Most unicellular organisms create their next generation by replicating all of their parts and then splitting into two cells, a type of asexual reproduction called binary fission. This process spawns not just two new cells, but also two new organisms. Multicellullar organisms replicate new cells in much the same way. For example, we produce new skin cells and liver cells by replicating the DNA found in that cell through mitosis. Yet, producing a whole new organism requires sexual reproduction, at least for most multicellular organisms. In the first step, specialized cells called gametes—eggs and sperm—are created through a process called meiosis. Meiosis serves to reduce the chromosome number for that particular organism by half. In the second step, the sperm and egg join to make a single cell, which restores the chromosome number. This joined cell then divides and differentiates into different cell types that eventually form an entire functioning organism.

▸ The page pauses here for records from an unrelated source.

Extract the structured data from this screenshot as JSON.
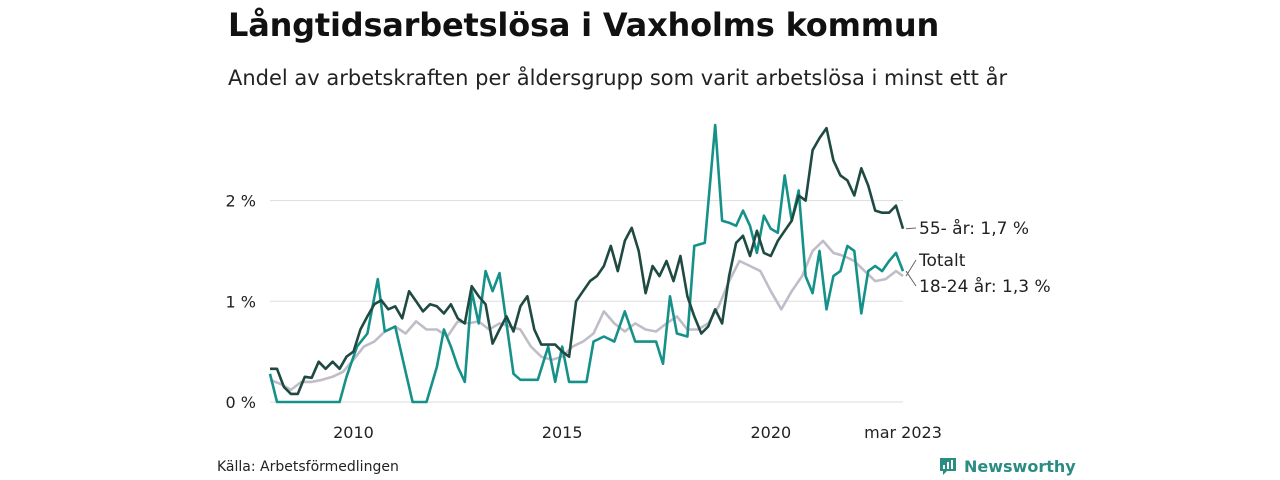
{
  "title": "Långtidsarbetslösa i Vaxholms kommun",
  "subtitle": "Andel av arbetskraften per åldersgrupp som varit arbetslösa i minst ett år",
  "source": "Källa: Arbetsförmedlingen",
  "brand": {
    "name": "Newsworthy",
    "icon": "newsworthy-logo-icon",
    "color": "#2a8c82"
  },
  "chart_data": {
    "type": "line",
    "x_range": [
      "2008-01",
      "2023-03"
    ],
    "y_range": [
      0,
      2.8
    ],
    "y_unit": "%",
    "grid": "horizontal",
    "y_ticks": [
      {
        "value": 0,
        "label": "0 %"
      },
      {
        "value": 1,
        "label": "1 %"
      },
      {
        "value": 2,
        "label": "2 %"
      }
    ],
    "x_ticks": [
      {
        "value": "2010-01",
        "label": "2010"
      },
      {
        "value": "2015-01",
        "label": "2015"
      },
      {
        "value": "2020-01",
        "label": "2020"
      },
      {
        "value": "2023-03",
        "label": "mar 2023"
      }
    ],
    "series": [
      {
        "name": "55- år",
        "end_label": "55- år: 1,7 %",
        "color": "#1f4a42",
        "points": [
          [
            "2008-01",
            0.33
          ],
          [
            "2008-03",
            0.33
          ],
          [
            "2008-05",
            0.15
          ],
          [
            "2008-07",
            0.08
          ],
          [
            "2008-09",
            0.08
          ],
          [
            "2008-11",
            0.25
          ],
          [
            "2009-01",
            0.24
          ],
          [
            "2009-03",
            0.4
          ],
          [
            "2009-05",
            0.33
          ],
          [
            "2009-07",
            0.4
          ],
          [
            "2009-09",
            0.33
          ],
          [
            "2009-11",
            0.45
          ],
          [
            "2010-01",
            0.5
          ],
          [
            "2010-03",
            0.72
          ],
          [
            "2010-05",
            0.85
          ],
          [
            "2010-07",
            0.97
          ],
          [
            "2010-09",
            1.01
          ],
          [
            "2010-11",
            0.92
          ],
          [
            "2011-01",
            0.95
          ],
          [
            "2011-03",
            0.83
          ],
          [
            "2011-05",
            1.1
          ],
          [
            "2011-07",
            1.0
          ],
          [
            "2011-09",
            0.9
          ],
          [
            "2011-11",
            0.97
          ],
          [
            "2012-01",
            0.95
          ],
          [
            "2012-03",
            0.88
          ],
          [
            "2012-05",
            0.97
          ],
          [
            "2012-07",
            0.83
          ],
          [
            "2012-09",
            0.78
          ],
          [
            "2012-11",
            1.15
          ],
          [
            "2013-01",
            1.05
          ],
          [
            "2013-03",
            0.97
          ],
          [
            "2013-05",
            0.58
          ],
          [
            "2013-07",
            0.72
          ],
          [
            "2013-09",
            0.85
          ],
          [
            "2013-11",
            0.7
          ],
          [
            "2014-01",
            0.95
          ],
          [
            "2014-03",
            1.05
          ],
          [
            "2014-05",
            0.72
          ],
          [
            "2014-07",
            0.57
          ],
          [
            "2014-09",
            0.57
          ],
          [
            "2014-11",
            0.57
          ],
          [
            "2015-01",
            0.5
          ],
          [
            "2015-03",
            0.45
          ],
          [
            "2015-05",
            1.0
          ],
          [
            "2015-07",
            1.1
          ],
          [
            "2015-09",
            1.2
          ],
          [
            "2015-11",
            1.25
          ],
          [
            "2016-01",
            1.35
          ],
          [
            "2016-03",
            1.55
          ],
          [
            "2016-05",
            1.3
          ],
          [
            "2016-07",
            1.6
          ],
          [
            "2016-09",
            1.73
          ],
          [
            "2016-11",
            1.5
          ],
          [
            "2017-01",
            1.08
          ],
          [
            "2017-03",
            1.35
          ],
          [
            "2017-05",
            1.25
          ],
          [
            "2017-07",
            1.4
          ],
          [
            "2017-09",
            1.2
          ],
          [
            "2017-11",
            1.45
          ],
          [
            "2018-01",
            1.05
          ],
          [
            "2018-03",
            0.85
          ],
          [
            "2018-05",
            0.68
          ],
          [
            "2018-07",
            0.75
          ],
          [
            "2018-09",
            0.92
          ],
          [
            "2018-11",
            0.78
          ],
          [
            "2019-01",
            1.25
          ],
          [
            "2019-03",
            1.58
          ],
          [
            "2019-05",
            1.65
          ],
          [
            "2019-07",
            1.45
          ],
          [
            "2019-09",
            1.7
          ],
          [
            "2019-11",
            1.48
          ],
          [
            "2020-01",
            1.45
          ],
          [
            "2020-03",
            1.6
          ],
          [
            "2020-05",
            1.7
          ],
          [
            "2020-07",
            1.8
          ],
          [
            "2020-09",
            2.05
          ],
          [
            "2020-11",
            2.0
          ],
          [
            "2021-01",
            2.5
          ],
          [
            "2021-03",
            2.62
          ],
          [
            "2021-05",
            2.72
          ],
          [
            "2021-07",
            2.4
          ],
          [
            "2021-09",
            2.25
          ],
          [
            "2021-11",
            2.2
          ],
          [
            "2022-01",
            2.05
          ],
          [
            "2022-03",
            2.32
          ],
          [
            "2022-05",
            2.15
          ],
          [
            "2022-07",
            1.9
          ],
          [
            "2022-09",
            1.88
          ],
          [
            "2022-11",
            1.88
          ],
          [
            "2023-01",
            1.95
          ],
          [
            "2023-03",
            1.72
          ]
        ]
      },
      {
        "name": "Totalt",
        "end_label": "Totalt",
        "color": "#c0bdc8",
        "points": [
          [
            "2008-01",
            0.22
          ],
          [
            "2008-04",
            0.18
          ],
          [
            "2008-07",
            0.12
          ],
          [
            "2008-10",
            0.2
          ],
          [
            "2009-01",
            0.2
          ],
          [
            "2009-04",
            0.22
          ],
          [
            "2009-07",
            0.25
          ],
          [
            "2009-10",
            0.3
          ],
          [
            "2010-01",
            0.42
          ],
          [
            "2010-04",
            0.55
          ],
          [
            "2010-07",
            0.6
          ],
          [
            "2010-10",
            0.7
          ],
          [
            "2011-01",
            0.75
          ],
          [
            "2011-04",
            0.68
          ],
          [
            "2011-07",
            0.8
          ],
          [
            "2011-10",
            0.72
          ],
          [
            "2012-01",
            0.72
          ],
          [
            "2012-04",
            0.65
          ],
          [
            "2012-07",
            0.8
          ],
          [
            "2012-10",
            0.78
          ],
          [
            "2013-01",
            0.8
          ],
          [
            "2013-04",
            0.72
          ],
          [
            "2013-07",
            0.78
          ],
          [
            "2013-10",
            0.75
          ],
          [
            "2014-01",
            0.72
          ],
          [
            "2014-04",
            0.55
          ],
          [
            "2014-07",
            0.45
          ],
          [
            "2014-10",
            0.42
          ],
          [
            "2015-01",
            0.45
          ],
          [
            "2015-04",
            0.55
          ],
          [
            "2015-07",
            0.6
          ],
          [
            "2015-10",
            0.68
          ],
          [
            "2016-01",
            0.9
          ],
          [
            "2016-04",
            0.78
          ],
          [
            "2016-07",
            0.7
          ],
          [
            "2016-10",
            0.78
          ],
          [
            "2017-01",
            0.72
          ],
          [
            "2017-04",
            0.7
          ],
          [
            "2017-07",
            0.78
          ],
          [
            "2017-10",
            0.85
          ],
          [
            "2018-01",
            0.72
          ],
          [
            "2018-04",
            0.72
          ],
          [
            "2018-07",
            0.78
          ],
          [
            "2018-10",
            0.95
          ],
          [
            "2019-01",
            1.2
          ],
          [
            "2019-04",
            1.4
          ],
          [
            "2019-07",
            1.35
          ],
          [
            "2019-10",
            1.3
          ],
          [
            "2020-01",
            1.1
          ],
          [
            "2020-04",
            0.92
          ],
          [
            "2020-07",
            1.1
          ],
          [
            "2020-10",
            1.25
          ],
          [
            "2021-01",
            1.5
          ],
          [
            "2021-04",
            1.6
          ],
          [
            "2021-07",
            1.48
          ],
          [
            "2021-10",
            1.45
          ],
          [
            "2022-01",
            1.4
          ],
          [
            "2022-04",
            1.3
          ],
          [
            "2022-07",
            1.2
          ],
          [
            "2022-10",
            1.22
          ],
          [
            "2023-01",
            1.3
          ],
          [
            "2023-03",
            1.25
          ]
        ]
      },
      {
        "name": "18-24 år",
        "end_label": "18-24 år: 1,3 %",
        "color": "#16918a",
        "points": [
          [
            "2008-01",
            0.28
          ],
          [
            "2008-03",
            0.0
          ],
          [
            "2008-09",
            0.0
          ],
          [
            "2009-03",
            0.0
          ],
          [
            "2009-09",
            0.0
          ],
          [
            "2009-11",
            0.25
          ],
          [
            "2010-02",
            0.55
          ],
          [
            "2010-05",
            0.68
          ],
          [
            "2010-08",
            1.22
          ],
          [
            "2010-10",
            0.7
          ],
          [
            "2011-01",
            0.75
          ],
          [
            "2011-04",
            0.3
          ],
          [
            "2011-06",
            0.0
          ],
          [
            "2011-10",
            0.0
          ],
          [
            "2012-01",
            0.35
          ],
          [
            "2012-03",
            0.72
          ],
          [
            "2012-05",
            0.55
          ],
          [
            "2012-07",
            0.35
          ],
          [
            "2012-09",
            0.2
          ],
          [
            "2012-11",
            1.1
          ],
          [
            "2013-01",
            0.78
          ],
          [
            "2013-03",
            1.3
          ],
          [
            "2013-05",
            1.1
          ],
          [
            "2013-07",
            1.28
          ],
          [
            "2013-09",
            0.78
          ],
          [
            "2013-11",
            0.28
          ],
          [
            "2014-01",
            0.22
          ],
          [
            "2014-03",
            0.22
          ],
          [
            "2014-06",
            0.22
          ],
          [
            "2014-09",
            0.55
          ],
          [
            "2014-11",
            0.2
          ],
          [
            "2015-01",
            0.55
          ],
          [
            "2015-03",
            0.2
          ],
          [
            "2015-06",
            0.2
          ],
          [
            "2015-08",
            0.2
          ],
          [
            "2015-10",
            0.6
          ],
          [
            "2016-01",
            0.65
          ],
          [
            "2016-04",
            0.6
          ],
          [
            "2016-07",
            0.9
          ],
          [
            "2016-10",
            0.6
          ],
          [
            "2017-01",
            0.6
          ],
          [
            "2017-04",
            0.6
          ],
          [
            "2017-06",
            0.38
          ],
          [
            "2017-08",
            1.05
          ],
          [
            "2017-10",
            0.68
          ],
          [
            "2018-01",
            0.65
          ],
          [
            "2018-03",
            1.55
          ],
          [
            "2018-06",
            1.58
          ],
          [
            "2018-09",
            2.75
          ],
          [
            "2018-11",
            1.8
          ],
          [
            "2019-01",
            1.78
          ],
          [
            "2019-03",
            1.75
          ],
          [
            "2019-05",
            1.9
          ],
          [
            "2019-07",
            1.75
          ],
          [
            "2019-09",
            1.48
          ],
          [
            "2019-11",
            1.85
          ],
          [
            "2020-01",
            1.72
          ],
          [
            "2020-03",
            1.68
          ],
          [
            "2020-05",
            2.25
          ],
          [
            "2020-07",
            1.8
          ],
          [
            "2020-09",
            2.1
          ],
          [
            "2020-11",
            1.25
          ],
          [
            "2021-01",
            1.08
          ],
          [
            "2021-03",
            1.5
          ],
          [
            "2021-05",
            0.92
          ],
          [
            "2021-07",
            1.25
          ],
          [
            "2021-09",
            1.3
          ],
          [
            "2021-11",
            1.55
          ],
          [
            "2022-01",
            1.5
          ],
          [
            "2022-03",
            0.88
          ],
          [
            "2022-05",
            1.3
          ],
          [
            "2022-07",
            1.35
          ],
          [
            "2022-09",
            1.3
          ],
          [
            "2022-11",
            1.4
          ],
          [
            "2023-01",
            1.48
          ],
          [
            "2023-03",
            1.3
          ]
        ]
      }
    ]
  }
}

- Main Article: Sexual reproduction
Sexual reproduction is a biological process by which organisms create descendants by combining their genetic material. These organisms have two different adult sexes (male and female). New individuals are produced by the fusion of haploid gametes (sperm, ovum, pollen), formed through a unique form of cell division called meiosis. Fertilization occurs when the two gametes fuse to form a diploid zygote. The zygote is a single cell which contains all the information required to build the adult organism. The growth from zygote to adult is achieved through somatic cell division called mitosis.
- Main Article: Asexual reproduction
Asexual reproduction is a mode of having offspring that does not involve sex. Offspring resulting from this method come from a single parent and inherit the genes from that parent only. In genetics terms, it is a method of reproduction where a 1N cell produces two to four cells with the same chromosome number. It does not involve meiosis or the the union of gametes such as ovum, sperm, or pollen. Therefore, offspring are identical to the parent, unlike those produced through sexual reproduction. This form of reproduction (also known as agamogenesis) is common among plants and single-celled organisms such as amoeba.
- Main Article: Binary Fission
Binary fission is a method of asexual reproduction used by most prokaryotes (i.e. bacteria). It is a fairly simple process whereby a living cell divides into two equal, or near equal, parts. Asexual reproduction theoretically results in two identical cells. However, bacterial DNA has a relatively high mutation rate. This rapid rate of genetic change is what makes bacteria capable of developing resistance to antibiotics and helps them exploit invasion into a wide range of environments.
- Main Article: Vegetative Reproduction
Although sexual reproduction is common in plants, most also reproduce asexually through what is commonly called vegetative propagation. There are a number of plant tissues capable of this process, for example rhizomes (potato), runners (strawberry), stem pieces (willow), and seed (dandelion).
Budding is a form of asexual reproduction where a copy of the parental body forms as a protrusion. The bud stays attached to the primary organism for a while, before becoming free. Like all forms of asexual reprodution, the new organism is genetically identical to the parent. Budding is very common in plants, but is also found in some animals, such as the hydra, sponge, and corals.